What determines the time of that ultimate withdrawal? Not a calendar but a condition. When God made the great covenant with lonely Abraham under the stars, He told him that several hundred years would run out before his seed should inherit Canaan, and then gave the dominant reason, "The iniquity of the Amorite (then in Caanan) is not yet full" [Note: Gen_15:16.] The movement of the Israelites was fitted into another deeper movement, by the eye and hand of God.

It's the fulness of the clouds that determines the time when a storm bursts. When the atmosphere can no longer carry the increasing load of moisture gathering in the clouds, the load is discharged, the storm breaks, the atmospheric conditions readjust themselves. The storms of the Book of Revelation are peculiarly significant. What brings the time of harvest? The ripeness of the grain. The use of the harvest figure in the Scripture is likewise very significant.

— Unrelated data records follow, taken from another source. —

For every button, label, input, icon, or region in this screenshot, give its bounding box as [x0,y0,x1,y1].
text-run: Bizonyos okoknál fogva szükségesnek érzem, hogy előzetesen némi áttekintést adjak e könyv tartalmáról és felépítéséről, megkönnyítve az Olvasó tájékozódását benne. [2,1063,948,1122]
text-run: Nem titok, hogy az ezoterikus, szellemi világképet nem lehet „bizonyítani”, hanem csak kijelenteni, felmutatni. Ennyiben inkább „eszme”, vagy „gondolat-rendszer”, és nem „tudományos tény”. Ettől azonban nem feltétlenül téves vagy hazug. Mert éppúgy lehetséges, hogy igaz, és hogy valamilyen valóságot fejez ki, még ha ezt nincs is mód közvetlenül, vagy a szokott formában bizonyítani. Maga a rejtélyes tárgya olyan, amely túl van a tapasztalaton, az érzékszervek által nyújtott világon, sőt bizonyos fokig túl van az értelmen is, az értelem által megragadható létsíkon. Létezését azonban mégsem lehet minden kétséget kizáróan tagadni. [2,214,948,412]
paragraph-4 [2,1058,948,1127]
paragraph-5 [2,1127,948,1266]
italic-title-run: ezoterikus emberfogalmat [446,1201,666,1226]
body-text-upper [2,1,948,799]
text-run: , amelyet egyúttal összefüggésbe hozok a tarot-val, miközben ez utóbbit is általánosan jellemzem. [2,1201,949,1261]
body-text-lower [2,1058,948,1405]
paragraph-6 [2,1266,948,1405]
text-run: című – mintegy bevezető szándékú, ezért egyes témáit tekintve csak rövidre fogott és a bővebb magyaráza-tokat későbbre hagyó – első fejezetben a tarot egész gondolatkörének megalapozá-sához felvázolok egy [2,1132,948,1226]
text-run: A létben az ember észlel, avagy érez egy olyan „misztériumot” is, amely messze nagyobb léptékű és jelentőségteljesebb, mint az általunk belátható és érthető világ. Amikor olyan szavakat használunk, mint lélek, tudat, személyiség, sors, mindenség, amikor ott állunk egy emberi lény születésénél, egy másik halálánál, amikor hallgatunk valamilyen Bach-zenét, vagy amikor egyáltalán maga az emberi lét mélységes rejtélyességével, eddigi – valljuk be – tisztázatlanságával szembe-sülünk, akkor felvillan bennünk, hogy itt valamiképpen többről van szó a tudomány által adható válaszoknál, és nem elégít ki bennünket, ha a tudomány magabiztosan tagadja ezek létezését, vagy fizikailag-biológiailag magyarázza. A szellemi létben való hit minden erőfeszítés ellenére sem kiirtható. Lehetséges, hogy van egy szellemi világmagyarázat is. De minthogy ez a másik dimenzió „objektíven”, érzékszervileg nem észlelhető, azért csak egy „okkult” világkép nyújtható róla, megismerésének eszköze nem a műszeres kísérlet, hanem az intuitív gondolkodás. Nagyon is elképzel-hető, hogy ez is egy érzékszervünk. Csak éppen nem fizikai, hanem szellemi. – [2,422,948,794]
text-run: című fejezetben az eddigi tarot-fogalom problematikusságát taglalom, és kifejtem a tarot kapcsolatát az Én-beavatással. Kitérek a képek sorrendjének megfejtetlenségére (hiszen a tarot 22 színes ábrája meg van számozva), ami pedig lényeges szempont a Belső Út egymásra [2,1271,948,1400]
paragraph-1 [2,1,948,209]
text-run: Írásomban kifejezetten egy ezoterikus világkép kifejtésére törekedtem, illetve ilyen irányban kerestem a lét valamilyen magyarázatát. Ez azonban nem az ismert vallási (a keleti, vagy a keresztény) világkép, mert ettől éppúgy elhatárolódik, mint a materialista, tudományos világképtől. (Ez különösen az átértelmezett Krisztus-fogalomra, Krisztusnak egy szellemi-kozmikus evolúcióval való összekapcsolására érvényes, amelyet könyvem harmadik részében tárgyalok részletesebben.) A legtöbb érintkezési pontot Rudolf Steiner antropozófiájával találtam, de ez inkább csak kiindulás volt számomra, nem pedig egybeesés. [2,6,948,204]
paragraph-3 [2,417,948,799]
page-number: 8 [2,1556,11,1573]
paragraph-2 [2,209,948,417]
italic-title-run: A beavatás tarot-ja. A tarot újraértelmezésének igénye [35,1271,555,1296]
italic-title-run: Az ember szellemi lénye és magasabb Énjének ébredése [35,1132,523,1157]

It would not seem nearly so distressing if judgment were disciplinary, and surgical, and a danger-signal, and no more. But the Book of God clearly points out more, a terrible more. In the very same breath in which the wonders of the garden-city of God are described a lake of fire is likewise told of. [Note: Rev_21:1-8.] The incorrigible stage has been reached. God's patience and pleading are persistently fought up to the very last. The unrighteous insist upon remaining unrighteous. [Note: Rev_22:11.]

God answers the obstinately continued pleading. At last He consents to withdraw, to do nothing. This makes the lake of fire. Sin kindles the fire. Man at last left to himself—God shut out, and going out—that is the worst. Jesus' heartbreaking cry over Jerusalem lays bare the heart of God,—"I would... ye would not." [Note: Mat_23:37.] Man's utter freedom has never been interfered with by so much as the lifting of a little finger. He is still in the image of God in power of choice, even in this ungodlike use of his free choice. There is an incorrigible minority at the end. Yet wise, tender love is still in control. The incorrigible quarantine ensures the safety of the race. That God is love, pure, just, wise, and tender, will never be so well understood and appreciated by all men as at the last.